Selon les calculs de la société d’analyse Fig Data, fondés sur les données publiques du ministère français de l’Économie et des Finances, le prix moyen du diesel en France a atteint 2,0037 euros le litre le 10 mars, franchissant ainsi le seuil symbolique des 2 euros.

D’après le Comité national routier (CNR), organisme de référence pour l’analyse des coûts du transport routier, la hausse des carburants se traduit par une augmentation des dépenses de 20,3 pour cent pour les poids lourds de plus de 7,5 tonnes et de 21,4 pour cent pour les véhicules de transport de voyageurs de la même catégorie.

L’OTRE rappelle que le carburant constitue l’un des principaux postes de dépenses du transport routier. Des hausses aussi rapides frappent donc particulièrement les petites et moyennes entreprises du secteur, qui disposent de marges financières limitées.

L’organisation appelle les pouvoirs publics à adopter des mesures d’urgence, notamment :

  • un soutien à la trésorerie des entreprises,
  • un relèvement des lignes de crédit disponibles,
  • et la mise en place d’un mécanisme temporaire permettant d’ajuster plus rapidement les prix du transport en fonction des fluctuations du carburant.

Le transport sous pression face à la hausse des coûts

Aux Pays-Bas, les transporteurs soulignent, de leur côté, que la hausse des prix du carburant s’ajoute à d’autres augmentations de coûts auxquelles le secteur est confronté depuis plusieurs années.

En plus d’un diesel plus cher, les transporteurs néerlandais indiquent que les entreprises doivent aussi composer avec des coûts de main-d’œuvre plus élevés et des contraintes réglementaires supplémentaires.

Cette année, les coûts de main-d’œuvre dans le seul secteur du transport devraient augmenter d’environ 6 %. Dans le même temps, les entreprises doivent encore investir dans la numérisation et la transition énergétique de la flotte », note l’organisation néerlandaise de transport TLN.
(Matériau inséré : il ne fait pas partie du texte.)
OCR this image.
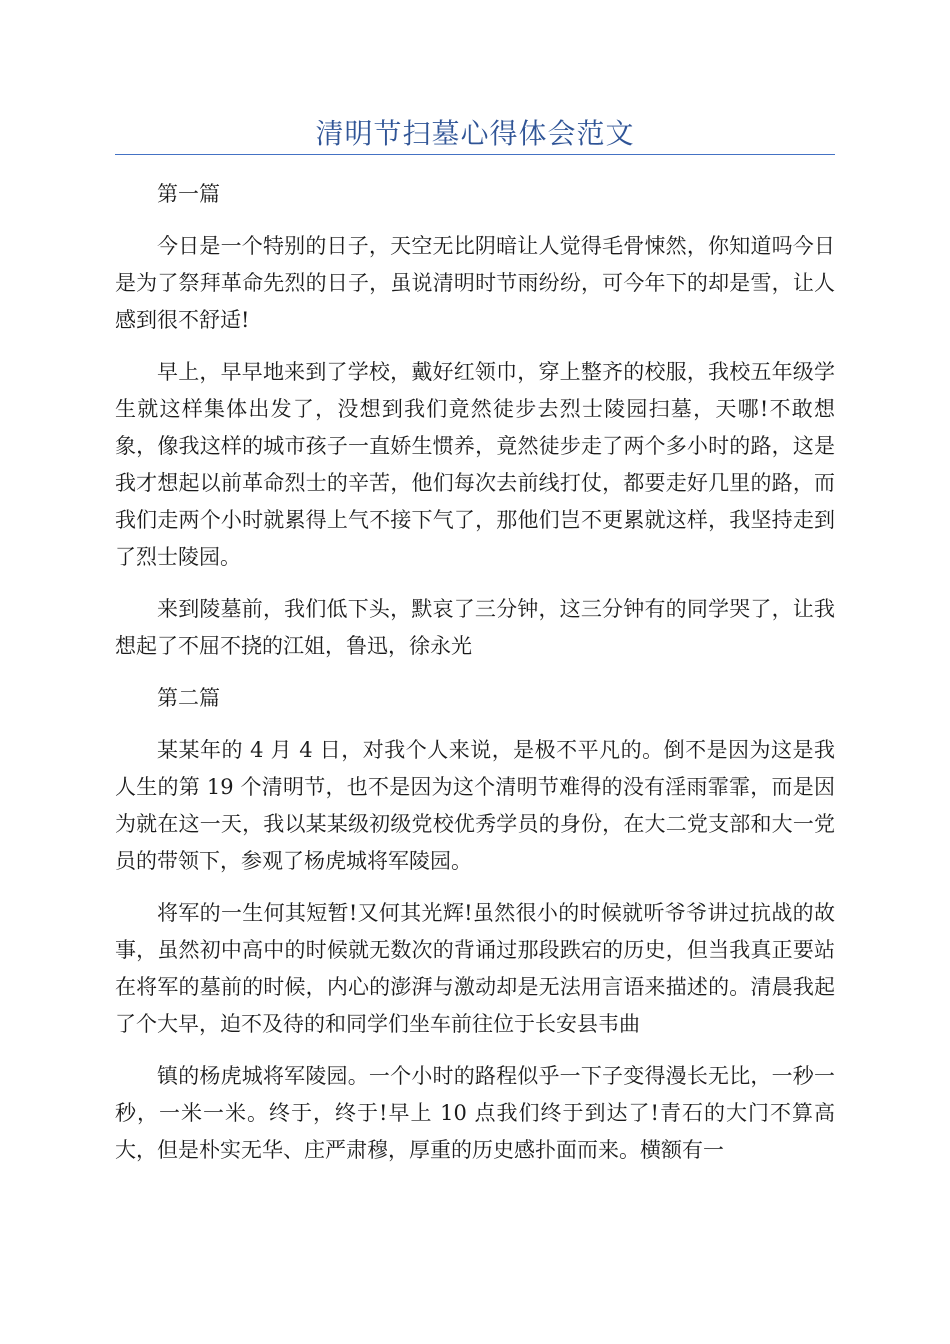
清明节扫墓心得体会范文

第一篇

今日是一个特别的日子，天空无比阴暗让人觉得毛骨悚然，你知道吗今日是为了祭拜革命先烈的日子，虽说清明时节雨纷纷，可今年下的却是雪，让人感到很不舒适!

早上，早早地来到了学校，戴好红领巾，穿上整齐的校服，我校五年级学生就这样集体出发了，没想到我们竟然徒步去烈士陵园扫墓，天哪!不敢想象，像我这样的城市孩子一直娇生惯养，竟然徒步走了两个多小时的路，这是我才想起以前革命烈士的辛苦，他们每次去前线打仗，都要走好几里的路，而我们走两个小时就累得上气不接下气了，那他们岂不更累就这样，我坚持走到了烈士陵园。

来到陵墓前，我们低下头，默哀了三分钟，这三分钟有的同学哭了，让我想起了不屈不挠的江姐，鲁迅，徐永光

第二篇

某某年的 4 月 4 日，对我个人来说，是极不平凡的。倒不是因为这是我人生的第 19 个清明节，也不是因为这个清明节难得的没有淫雨霏霏，而是因为就在这一天，我以某某级初级党校优秀学员的身份，在大二党支部和大一党员的带领下，参观了杨虎城将军陵园。

将军的一生何其短暂!又何其光辉!虽然很小的时候就听爷爷讲过抗战的故事，虽然初中高中的时候就无数次的背诵过那段跌宕的历史，但当我真正要站在将军的墓前的时候，内心的澎湃与激动却是无法用言语来描述的。清晨我起了个大早，迫不及待的和同学们坐车前往位于长安县韦曲

镇的杨虎城将军陵园。一个小时的路程似乎一下子变得漫长无比，一秒一秒，一米一米。终于，终于!早上 10 点我们终于到达了!青石的大门不算高大，但是朴实无华、庄严肃穆，厚重的历史感扑面而来。横额有一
Un autre défi sera également l’introduction de péages pour les camions. À partir du 1er juillet, cette nouvelle redevance pourrait représenter, pour de nombreux véhicules, une augmentation des coûts d’environ 20,1 centimes par kilomètre.

Les marges dans le transport sont très faibles depuis des années. Cette accumulation de coûts rend de plus en plus difficile pour de nombreuses entreprises de rester sur le marché », souligne Elisabeth Post, présidente de la TLN.

Le secteur réclame des mesures d’urgence

Les organisations professionnelles du transport à travers l’Europe appellent les gouvernements à agir rapidement pour limiter l’impact de la hausse des carburants.

Parmi les mesures proposées figurent notamment :

  • un soutien immédiat à la trésorerie des entreprises de transport,
  • une augmentation des capacités de financement,
  • des mécanismes permettant d’indexer plus fréquemment les tarifs de transport sur les prix du carburant.

Les transporteurs rappellent que, dans de nombreux contrats, les mécanismes d’indexation carburant fonctionnent avec un décalage pouvant atteindre un an.

Le secteur plaide donc pour des solutions temporaires permettant d’actualiser mensuellement les tarifs de transport en fonction de l’évolution du prix du diesel.

Certains gouvernements interviennent déjà

Face à la hausse des carburants, certains États européens ont commencé à intervenir.

Le Portugal a annoncé une réduction temporaire de la taxe sur les produits pétroliers et énergétiques appliquée au diesel. Sans cette mesure, le prix du carburant aurait augmenté d’environ 23,4 centimes par litre. L’allègement fiscal représente une baisse d’environ 3,55 centimes par litre, soit 4,37 centimes après prise en compte de la TVA.

Dans d’autres pays d’Europe centrale, les autorités sont allées plus loin.

La Croatie a plafonné le prix du diesel à 1,55 euro le litre afin d’éviter une hausse attendue à environ 1,72 euro.

En Hongrie, un prix maximal de 615 forints par litre a été instauré pour les véhicules immatriculés dans le pays, y compris les camions.

La Slovénie a adopté un modèle mixte combinant réduction des droits d’accise et plafonnement administratif des prix.